Menjelang hari kelulusan, Rieka jatuh sakit. Ia yang setiap pagi aku temui tersenyum manis di deretan bangku paling ujung di kelas, tak nampak. Aku resah, bimbang, karena tahu pasti ada sesuatu yang terjadi padanya. Benar perkiraanku, siang hari, ibu Titik wali kelas kami memberitahukan, bahwa semalam kondisi Rieka ngedrop dan harus dirawat di rumah sakit. Sepulang sekolah, aku dan beberapa teman sekelas bergegas ke rumah sakit untuk menjenguknya. Siang itu terik mentari tak begitu menyengat, waktu menunjukkan pukul setengah tiga, jam besuk untuk para pengunjung di rumah sakit islam Gondanglegi, Malang. Aku, Titin dan Wiwiet bergegas masuk ke ruang perawatan dimana Rieka terbaring. Di depan pintu, kami berhenti sejenak, mencoba melongok ke dalam kamar. Lalu mengetuk pintu. Seorang perempuan paruh baya, menyambut kami dengan senyum yang sangat dipaksakan.
"Eh nak, mari masuk," beliau menyilahkan .
Bergegas kami masuk dan mendekat ke ranjang tempat Rieka dirawat. Ia nampak tak berdaya dengan jarum infus dan beberapa selang yang menggelayut disekujur tubuhnya. Aku raih tangannya dan kugenggam erat. Gurat wajahnya sayu. Matanya kuning. Namun ia tetap tersenyum menyambut kami.
"Sakit San. Sakit sekali. Aku tak mau pergi. Aku belum ke Roma. Aku masih ingin mengikuti wisuda kelulusan kita,” ucapnya sambil terisak menahan sakit.
Aku, Titin juga Wiwiet menunduk demi menahan airmata. Aku ingin terlihat kuat demi menjaga semangatnya. Tapi ternyata aku tak mampu. Tapi siapa gerangan yang sanggup menjaga ketegaran hati, demi melihat ketakberdayaan seorang sahabat yang didera kesakitan luar biasa. Perlahan air mata pun luruh, tak kuasa hatiku melihat keadaannya.
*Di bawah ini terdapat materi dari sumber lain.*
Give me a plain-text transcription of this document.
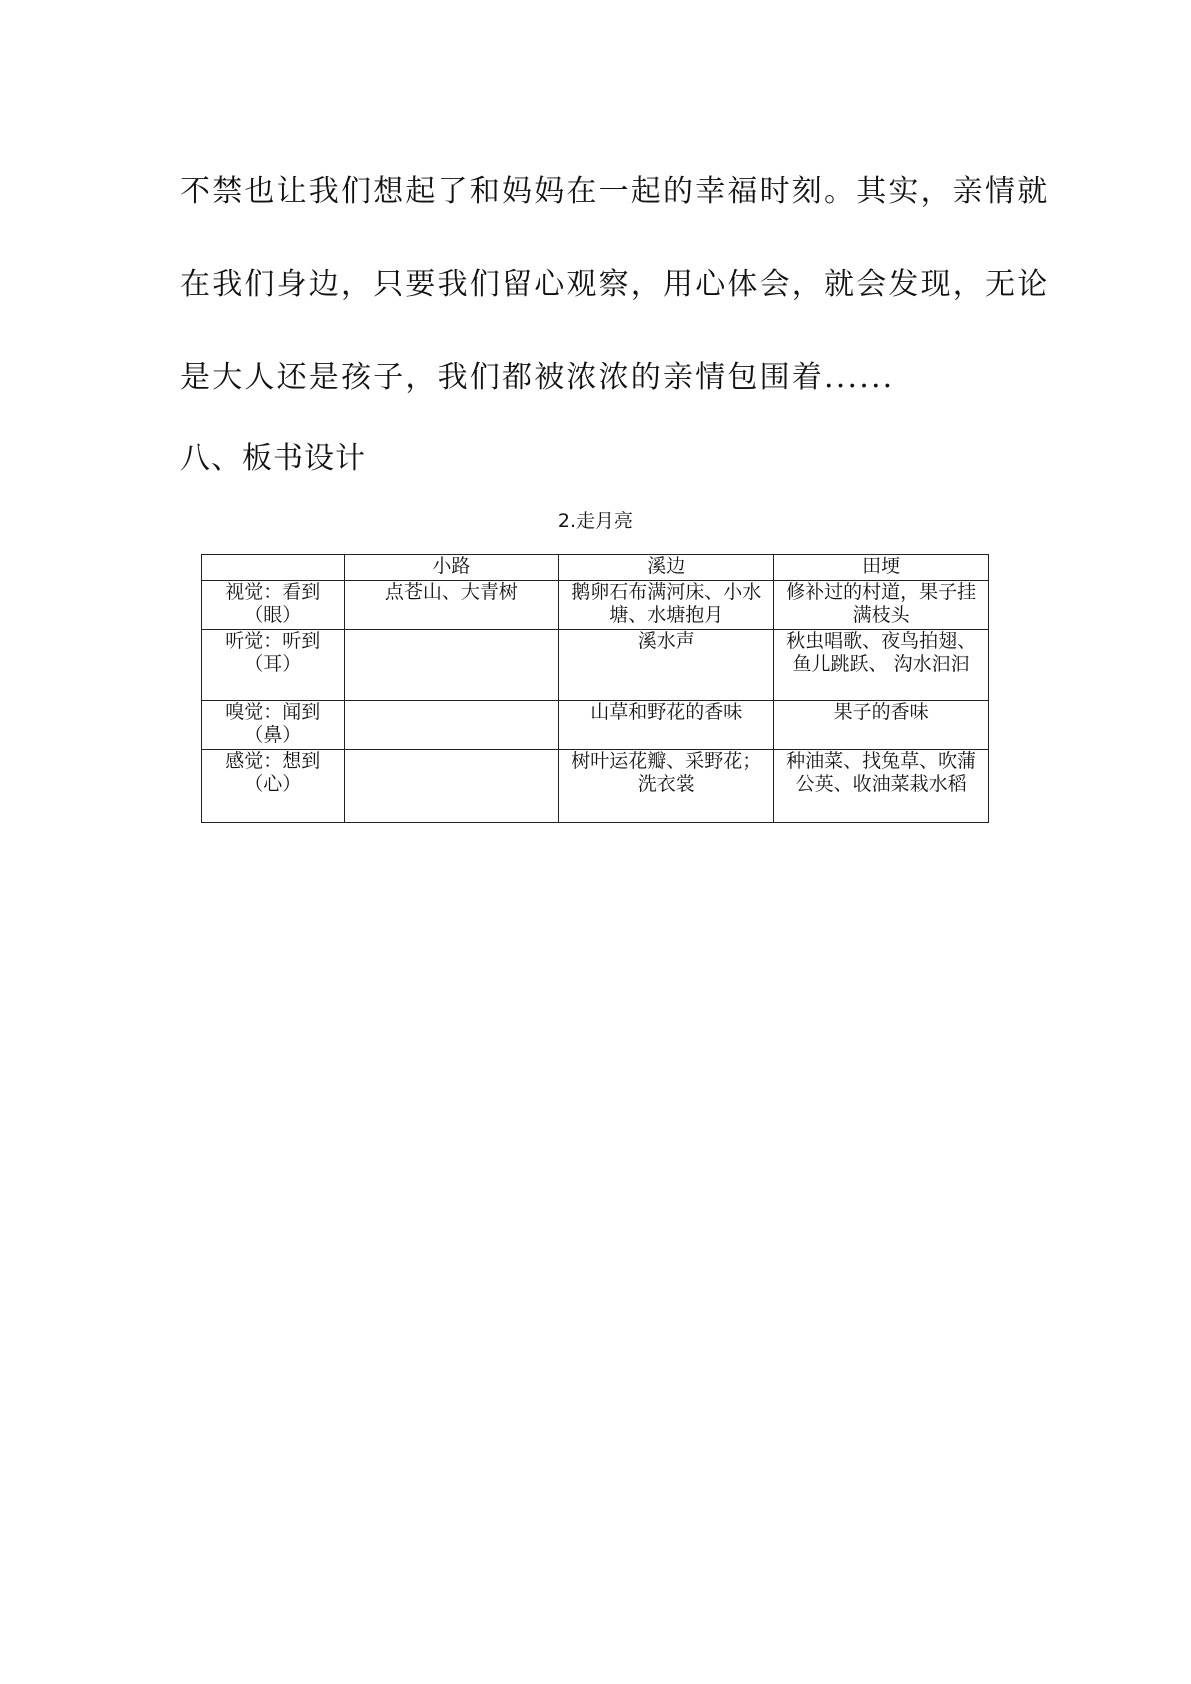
不禁也让我们想起了和妈妈在一起的幸福时刻。其实，亲情就
在我们身边，只要我们留心观察，用心体会，就会发现，无论
是大人还是孩子，我们都被浓浓的亲情包围着......
八、板书设计
2.走月亮
	小路	溪边	田埂
视觉：看到（眼）	点苍山、大青树	鹅卵石布满河床、小水塘、水塘抱月	修补过的村道，果子挂满枝头
听觉：听到（耳）		溪水声	秋虫唱歌、夜鸟拍翅、鱼儿跳跃、 沟水汩汩
嗅觉：闻到（鼻）		山草和野花的香味	果子的香味
感觉：想到（心）		树叶运花瓣、采野花；洗衣裳	种油菜、找兔草、吹蒲公英、收油菜栽水稻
"Apa yang terjadi pada diriku? Aku lelah. Penyakit ini tak juga menyerah. Ia semakin mengganas. Kenapa aku yang harus menderita penyakit ini, kenapa?" tanyanya sambil terisak.
Aku tercekat. Tak berdaya pada saat yang sama. Aku paham betul kegalauan hatinya.
"Kau pasti dapat melalui semua ini. Kau harus melawannya. Semangat dan berpikirlah positif. Kau pasti akan baik-baik saja," aku berusaha menenangkannya.
Trenyuh hatiku melihat keadaan Rieka. Namun aku tidak ingin semangatnya runtuh. Ketegaran hati itu harus tetap dijaga. Selalu aku katakan, "Jangan takut. Sudah kau hadapi yang lebih dari ini. Kau pasti sanggup bertahan. Percayalah." Kembali mata kami beradu. Kutemukan setitik harap di sana. Dan ia pun tersenyum.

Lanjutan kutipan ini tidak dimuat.